Можно подумать, что в двадцать один год я не способна без напоминаний погасить за собой свет.
— Спокойной ночи.
— Спокойной ночи.
Нет, ночь с 9 на 10 ноября будет, скорей уж, неспокойной.
Я еще с часок почитала, потом пошла к себе и разделась. Думала я о профессоре и о Жиле, который, похоже, не понимает меня и злится.
Профессора Шимека не назовешь красавцем. Ему пятьдесят два, у него уже четырнадцатилетняя дочка, смешливая толстушка жена; женился он после своего бегства из Чехословакии перед самым началом войны. Это человек необыкновенного ума. Но с точки зрения Жиля Ропара…
Бывают моменты, когда мне хочется не думать, а просто-напросто жить. Когда я была совсем маленькая и родители принимались слишком ретиво меня воспитывать, я вздыхала: «Ну почему мне не дают жить?» Сейчас могу повторить то же самое.
Я почистила зубы, сняла неброский макияж, какой себе позволяю, и, прежде чем надеть пижаму и улечься, не без удовольствия взвесила на ладонях свои тяжелые груди.

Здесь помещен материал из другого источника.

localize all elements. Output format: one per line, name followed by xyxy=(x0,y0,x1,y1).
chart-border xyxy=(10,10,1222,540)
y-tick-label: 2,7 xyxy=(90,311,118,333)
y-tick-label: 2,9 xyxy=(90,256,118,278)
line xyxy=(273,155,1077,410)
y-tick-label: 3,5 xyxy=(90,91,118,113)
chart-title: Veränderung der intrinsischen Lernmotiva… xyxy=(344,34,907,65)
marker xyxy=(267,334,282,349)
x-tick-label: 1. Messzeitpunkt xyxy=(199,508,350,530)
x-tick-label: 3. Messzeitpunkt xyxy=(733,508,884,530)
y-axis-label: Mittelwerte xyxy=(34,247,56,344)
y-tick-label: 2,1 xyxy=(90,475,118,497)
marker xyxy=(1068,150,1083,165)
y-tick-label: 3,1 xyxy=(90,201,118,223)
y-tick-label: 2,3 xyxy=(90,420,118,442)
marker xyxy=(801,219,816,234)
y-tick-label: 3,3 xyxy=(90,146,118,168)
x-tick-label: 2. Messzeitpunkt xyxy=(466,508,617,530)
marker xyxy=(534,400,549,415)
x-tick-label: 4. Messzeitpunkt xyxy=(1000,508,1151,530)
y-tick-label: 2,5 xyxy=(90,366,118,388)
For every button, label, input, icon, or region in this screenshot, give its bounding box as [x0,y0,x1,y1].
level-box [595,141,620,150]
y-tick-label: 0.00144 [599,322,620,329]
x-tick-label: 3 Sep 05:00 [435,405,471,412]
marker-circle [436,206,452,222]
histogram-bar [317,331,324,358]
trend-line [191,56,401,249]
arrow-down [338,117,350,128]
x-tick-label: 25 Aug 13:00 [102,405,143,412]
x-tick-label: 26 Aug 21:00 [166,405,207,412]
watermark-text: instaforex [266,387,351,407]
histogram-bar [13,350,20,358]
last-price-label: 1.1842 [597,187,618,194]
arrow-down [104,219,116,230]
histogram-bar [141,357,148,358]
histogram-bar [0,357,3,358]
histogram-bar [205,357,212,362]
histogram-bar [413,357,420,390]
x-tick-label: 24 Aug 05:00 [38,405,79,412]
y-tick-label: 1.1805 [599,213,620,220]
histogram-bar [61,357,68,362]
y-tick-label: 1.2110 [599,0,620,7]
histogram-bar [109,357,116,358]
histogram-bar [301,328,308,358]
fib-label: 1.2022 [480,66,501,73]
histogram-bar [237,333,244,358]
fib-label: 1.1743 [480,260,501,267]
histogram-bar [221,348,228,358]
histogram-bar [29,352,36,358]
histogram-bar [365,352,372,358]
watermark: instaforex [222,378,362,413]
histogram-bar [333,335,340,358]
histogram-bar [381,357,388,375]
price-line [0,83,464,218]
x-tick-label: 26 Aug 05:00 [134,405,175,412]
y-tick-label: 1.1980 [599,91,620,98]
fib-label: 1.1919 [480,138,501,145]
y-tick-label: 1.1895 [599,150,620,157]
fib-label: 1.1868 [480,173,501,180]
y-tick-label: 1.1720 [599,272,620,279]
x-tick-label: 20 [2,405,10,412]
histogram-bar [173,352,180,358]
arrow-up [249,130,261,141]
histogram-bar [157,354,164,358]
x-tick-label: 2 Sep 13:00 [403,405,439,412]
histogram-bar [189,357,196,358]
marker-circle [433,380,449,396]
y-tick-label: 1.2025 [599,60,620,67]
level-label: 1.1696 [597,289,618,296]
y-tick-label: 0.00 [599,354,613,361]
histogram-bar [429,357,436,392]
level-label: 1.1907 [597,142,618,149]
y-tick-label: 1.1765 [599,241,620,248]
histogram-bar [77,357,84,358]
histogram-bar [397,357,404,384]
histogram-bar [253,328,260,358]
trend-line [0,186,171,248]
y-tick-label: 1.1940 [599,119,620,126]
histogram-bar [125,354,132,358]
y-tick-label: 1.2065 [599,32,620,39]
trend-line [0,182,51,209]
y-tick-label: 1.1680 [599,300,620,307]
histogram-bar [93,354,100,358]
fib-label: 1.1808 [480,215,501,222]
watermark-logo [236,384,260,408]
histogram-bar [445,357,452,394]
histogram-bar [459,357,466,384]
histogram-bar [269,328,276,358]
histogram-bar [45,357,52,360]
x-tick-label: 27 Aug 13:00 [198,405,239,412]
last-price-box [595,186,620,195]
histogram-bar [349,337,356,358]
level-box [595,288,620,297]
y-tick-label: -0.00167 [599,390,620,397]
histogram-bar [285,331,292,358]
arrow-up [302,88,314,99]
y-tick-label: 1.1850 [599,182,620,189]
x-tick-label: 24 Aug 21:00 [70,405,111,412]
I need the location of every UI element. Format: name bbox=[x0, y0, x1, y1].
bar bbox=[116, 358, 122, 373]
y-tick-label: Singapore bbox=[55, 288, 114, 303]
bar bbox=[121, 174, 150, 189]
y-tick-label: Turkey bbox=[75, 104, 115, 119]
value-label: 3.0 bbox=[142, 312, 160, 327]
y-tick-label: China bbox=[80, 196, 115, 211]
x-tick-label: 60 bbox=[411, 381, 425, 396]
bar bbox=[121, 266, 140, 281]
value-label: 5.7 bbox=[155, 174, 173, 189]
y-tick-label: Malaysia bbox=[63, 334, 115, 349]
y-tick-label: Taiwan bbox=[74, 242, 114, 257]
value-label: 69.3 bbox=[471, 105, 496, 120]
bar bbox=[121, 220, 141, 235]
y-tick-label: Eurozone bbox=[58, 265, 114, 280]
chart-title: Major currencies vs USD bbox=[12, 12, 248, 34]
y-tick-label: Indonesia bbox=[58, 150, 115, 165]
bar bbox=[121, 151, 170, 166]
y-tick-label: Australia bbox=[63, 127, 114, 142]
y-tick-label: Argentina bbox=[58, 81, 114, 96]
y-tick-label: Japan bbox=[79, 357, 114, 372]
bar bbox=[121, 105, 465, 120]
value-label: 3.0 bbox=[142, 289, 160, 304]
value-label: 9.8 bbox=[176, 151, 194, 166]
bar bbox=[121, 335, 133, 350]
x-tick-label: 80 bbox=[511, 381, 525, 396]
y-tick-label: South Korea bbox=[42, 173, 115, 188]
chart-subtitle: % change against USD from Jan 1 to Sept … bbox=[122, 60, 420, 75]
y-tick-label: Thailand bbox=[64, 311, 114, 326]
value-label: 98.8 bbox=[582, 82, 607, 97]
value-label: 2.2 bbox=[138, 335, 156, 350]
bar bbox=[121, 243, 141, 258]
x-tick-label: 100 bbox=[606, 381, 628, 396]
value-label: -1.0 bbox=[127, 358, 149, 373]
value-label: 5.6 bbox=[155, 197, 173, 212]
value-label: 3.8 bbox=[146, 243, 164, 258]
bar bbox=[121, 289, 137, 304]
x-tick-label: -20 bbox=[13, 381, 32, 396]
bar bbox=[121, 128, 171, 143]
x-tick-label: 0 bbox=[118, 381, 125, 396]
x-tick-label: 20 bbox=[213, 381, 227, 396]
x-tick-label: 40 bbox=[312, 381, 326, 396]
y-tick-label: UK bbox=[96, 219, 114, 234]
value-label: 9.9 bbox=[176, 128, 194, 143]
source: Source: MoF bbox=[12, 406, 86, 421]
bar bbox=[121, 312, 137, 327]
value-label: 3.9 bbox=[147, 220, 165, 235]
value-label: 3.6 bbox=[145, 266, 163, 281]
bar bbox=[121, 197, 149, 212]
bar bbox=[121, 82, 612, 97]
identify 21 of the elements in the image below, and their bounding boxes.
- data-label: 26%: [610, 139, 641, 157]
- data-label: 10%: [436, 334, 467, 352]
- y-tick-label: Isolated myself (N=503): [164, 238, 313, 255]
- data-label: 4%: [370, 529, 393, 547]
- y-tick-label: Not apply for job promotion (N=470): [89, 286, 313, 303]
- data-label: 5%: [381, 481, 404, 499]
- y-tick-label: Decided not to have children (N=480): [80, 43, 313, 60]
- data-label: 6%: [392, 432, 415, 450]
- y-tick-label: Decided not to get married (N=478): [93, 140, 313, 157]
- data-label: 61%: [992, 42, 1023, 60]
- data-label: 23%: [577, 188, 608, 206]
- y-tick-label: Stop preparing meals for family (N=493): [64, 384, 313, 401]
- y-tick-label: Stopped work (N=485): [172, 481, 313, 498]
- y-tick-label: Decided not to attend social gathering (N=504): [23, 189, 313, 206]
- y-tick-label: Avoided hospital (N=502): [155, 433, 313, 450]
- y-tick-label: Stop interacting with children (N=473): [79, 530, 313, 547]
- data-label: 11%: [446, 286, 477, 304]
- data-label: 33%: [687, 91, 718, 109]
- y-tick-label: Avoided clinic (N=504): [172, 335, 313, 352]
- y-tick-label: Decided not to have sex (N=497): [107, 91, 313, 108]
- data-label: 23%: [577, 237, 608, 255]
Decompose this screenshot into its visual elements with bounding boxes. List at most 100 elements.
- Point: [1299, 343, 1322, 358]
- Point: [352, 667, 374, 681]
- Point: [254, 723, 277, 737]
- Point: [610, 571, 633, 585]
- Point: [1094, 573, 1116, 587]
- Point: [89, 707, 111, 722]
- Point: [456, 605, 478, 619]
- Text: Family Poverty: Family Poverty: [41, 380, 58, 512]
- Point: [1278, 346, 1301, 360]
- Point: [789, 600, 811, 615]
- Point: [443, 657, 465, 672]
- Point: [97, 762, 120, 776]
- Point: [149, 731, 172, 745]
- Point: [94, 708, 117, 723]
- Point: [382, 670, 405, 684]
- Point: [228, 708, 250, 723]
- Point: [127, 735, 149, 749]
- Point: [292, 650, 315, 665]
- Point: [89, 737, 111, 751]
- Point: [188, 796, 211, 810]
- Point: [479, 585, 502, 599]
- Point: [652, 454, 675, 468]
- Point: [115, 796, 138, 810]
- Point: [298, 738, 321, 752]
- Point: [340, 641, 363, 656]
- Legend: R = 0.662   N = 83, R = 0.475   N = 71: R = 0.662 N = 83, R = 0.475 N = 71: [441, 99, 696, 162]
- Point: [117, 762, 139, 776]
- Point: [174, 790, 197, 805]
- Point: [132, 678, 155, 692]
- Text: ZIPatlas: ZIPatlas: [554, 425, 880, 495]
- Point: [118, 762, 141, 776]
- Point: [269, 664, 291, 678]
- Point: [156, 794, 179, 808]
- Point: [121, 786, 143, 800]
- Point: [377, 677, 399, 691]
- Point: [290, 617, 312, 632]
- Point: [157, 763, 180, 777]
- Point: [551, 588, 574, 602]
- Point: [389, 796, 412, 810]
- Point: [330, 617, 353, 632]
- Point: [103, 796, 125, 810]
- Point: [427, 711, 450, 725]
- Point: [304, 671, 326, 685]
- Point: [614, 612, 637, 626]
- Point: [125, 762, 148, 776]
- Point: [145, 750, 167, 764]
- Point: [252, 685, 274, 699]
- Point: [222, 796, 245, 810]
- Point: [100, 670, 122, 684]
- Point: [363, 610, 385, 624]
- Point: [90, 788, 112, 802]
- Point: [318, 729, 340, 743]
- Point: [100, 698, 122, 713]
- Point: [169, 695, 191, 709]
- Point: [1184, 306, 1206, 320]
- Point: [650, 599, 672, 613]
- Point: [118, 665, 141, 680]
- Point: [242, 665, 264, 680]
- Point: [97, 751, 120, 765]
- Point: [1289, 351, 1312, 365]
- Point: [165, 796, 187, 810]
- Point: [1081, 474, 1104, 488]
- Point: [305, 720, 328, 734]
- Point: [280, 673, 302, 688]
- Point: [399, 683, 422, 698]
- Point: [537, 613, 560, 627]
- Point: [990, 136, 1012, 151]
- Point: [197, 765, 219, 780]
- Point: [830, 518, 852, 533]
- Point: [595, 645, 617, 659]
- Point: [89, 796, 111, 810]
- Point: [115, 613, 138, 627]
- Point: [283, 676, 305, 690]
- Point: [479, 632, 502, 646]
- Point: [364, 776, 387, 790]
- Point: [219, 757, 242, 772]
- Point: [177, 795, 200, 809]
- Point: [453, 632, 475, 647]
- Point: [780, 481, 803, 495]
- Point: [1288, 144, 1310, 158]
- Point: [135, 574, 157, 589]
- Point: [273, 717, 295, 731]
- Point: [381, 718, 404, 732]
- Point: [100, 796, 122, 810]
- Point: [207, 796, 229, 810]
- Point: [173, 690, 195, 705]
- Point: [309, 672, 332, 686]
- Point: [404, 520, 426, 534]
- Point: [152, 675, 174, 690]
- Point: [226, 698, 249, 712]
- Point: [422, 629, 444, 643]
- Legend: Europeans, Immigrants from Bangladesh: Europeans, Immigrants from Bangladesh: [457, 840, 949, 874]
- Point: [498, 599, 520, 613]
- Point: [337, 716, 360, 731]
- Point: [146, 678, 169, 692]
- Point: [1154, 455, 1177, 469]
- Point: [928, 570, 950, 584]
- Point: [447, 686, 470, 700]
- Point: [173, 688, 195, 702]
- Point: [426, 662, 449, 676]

Засыпаю я плохо. В голову лезут всякие мысли, воспоминания. Пробовала я и снотворное. С ним засыпала быстро, но часа через два просыпалась, а опять уснуть мне удавалось с таким трудом, что утром я бывала как жеваная.
Чуткий слух у меня, надо думать, от мамы. Правда, наш дом, хоть построен он и в прошлом веке, звучнее барабана. Я слышу, как с крыши падают капли, как вдали по шоссе едет машина.
Ну почему у меня всегда ощущение, что другие живут настоящей жизнью, а я нет? Скажем, эти машины — откуда-то и куда-то они едут. В это время люди сидят в театрах, в кабаре. Некоторые смеются. Как Мануэла. Она единственная, кто в этом доме смеется, не обращая внимания на царящую здесь угрюмость. Мануэла моя ровесница. Красивая, пышущая здоровьем и жизнерадостностью. В ее веселости есть какой-то вызов.
Ага, вот и то, чего я ждала! В соседней комнате заскрипели пружины — мой брат встал. Значит, он в пижаме. А не слишком ли рано? Вдруг родители еще не заснули? Брат осторожно выскальзывает из комнаты и поднимается по лестнице. И хоть он старается ступать бесшумно, я слышу его, и Мануэла — тоже: не дожидаясь стука, она открывает дверь.
Это уже в десятый раз. А первый был почти месяц назад. Я чувствую, что сейчас они стоят прямо надо мной и целуются. Потом слышу гортанный смех Мануэлы.
А вдруг мама тоже слышит? Что она при этом думает? Конечно, брату уже девятнадцать, самое время любить. Но все равно, наверное, мама оскорблена тем, что это происходит в ее доме, в ее владениях, а главное, со служанкой.
Служанок больше полугода мы не держим, а с Мануэлей мама обращается куда суровей, чем с ее предшественницами. Но испанка словно не замечает этого. Ходит по дому, напевает, хохочет. И уже месяц спит с хозяйским сыном.